L'Union européenne a conclu, mercredi 20 mai, un accord provisoire sur une législation visant à supprimer les droits d'importation sur les produits américains. Cet accord est un élément clé de l'accord commercial conclu avec Washington en juillet dernier, une mesure susceptible d'éviter une hausse des droits de douane américains sur les produits de l'UE.
Les termes de l'accord de Turnberry
Aux termes de l'accord conclu en juillet dernier au complexe de golf de Turnberry, propriété du président américain Donald Trump en Écosse, l'UE a accepté de supprimer les droits de douane sur les produits industriels américains et d'accorder un accès préférentiel aux produits agricoles américains. En contrepartie, les États-Unis appliqueraient des droits de douane de 15 % sur la plupart des produits de l'UE. Près de dix mois après cet accord-cadre, le Parlement européen et le Conseil, organe représentant les gouvernements de l'UE, se sont mis d'accord sur un texte législatif, ouvrant la voie à l'entrée en vigueur des réductions de droits de douane de l'UE, assorties de garanties au cas où Donald Trump reviendrait sur l'accord.
Réactions des dirigeants européens
La présidente de la Commission européenne, Ursula von der Leyen, a salué l'accord sur les réseaux sociaux : « Je salue l’accord conclu par le Parlement européen et le Conseil sur la réduction des droits de douane sur les exportations industrielles américaines vers l’UE. Cela signifie que nous pourrons bientôt honorer notre part de la déclaration commune UE-États-Unis, comme promis. » Elle a ajouté : « Ensemble, nous pouvons garantir un commerce transatlantique stable, prévisible, équilibré et mutuellement avantageux. »

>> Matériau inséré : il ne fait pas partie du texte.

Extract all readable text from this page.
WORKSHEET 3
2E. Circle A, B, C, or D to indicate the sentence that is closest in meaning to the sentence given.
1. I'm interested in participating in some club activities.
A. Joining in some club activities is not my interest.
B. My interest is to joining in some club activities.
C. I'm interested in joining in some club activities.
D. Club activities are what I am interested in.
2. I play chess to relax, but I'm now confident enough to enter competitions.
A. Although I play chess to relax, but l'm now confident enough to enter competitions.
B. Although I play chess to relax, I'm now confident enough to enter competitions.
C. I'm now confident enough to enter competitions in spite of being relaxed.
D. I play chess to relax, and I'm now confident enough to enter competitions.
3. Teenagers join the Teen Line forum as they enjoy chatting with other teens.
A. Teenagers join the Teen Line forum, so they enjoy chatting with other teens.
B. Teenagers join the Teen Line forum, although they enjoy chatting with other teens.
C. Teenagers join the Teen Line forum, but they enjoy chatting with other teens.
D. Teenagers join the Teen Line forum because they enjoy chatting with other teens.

Zeljana Zovko, négociatrice commerciale principale du groupe du Parti populaire européen (PPE) sur l'accord avec les États-Unis, a également exprimé son soutien, indiquant que l'accord fournirait un cadre plus stable pour les relations commerciales tout en laissant place à de nouvelles discussions sur les questions non résolues, notamment dans le secteur de l'acier et de l'aluminium.
Les menaces de Donald Trump
Donald Trump a déclaré qu'il imposerait des droits de douane beaucoup plus élevés sur les produits de l'UE, y compris les voitures, si l'Union européenne ne respectait pas ses engagements d'ici le 4 juillet. Il avait auparavant menacé de porter les droits de douane sur les importations de voitures de l'UE à 25 %, contre 15 % actuellement.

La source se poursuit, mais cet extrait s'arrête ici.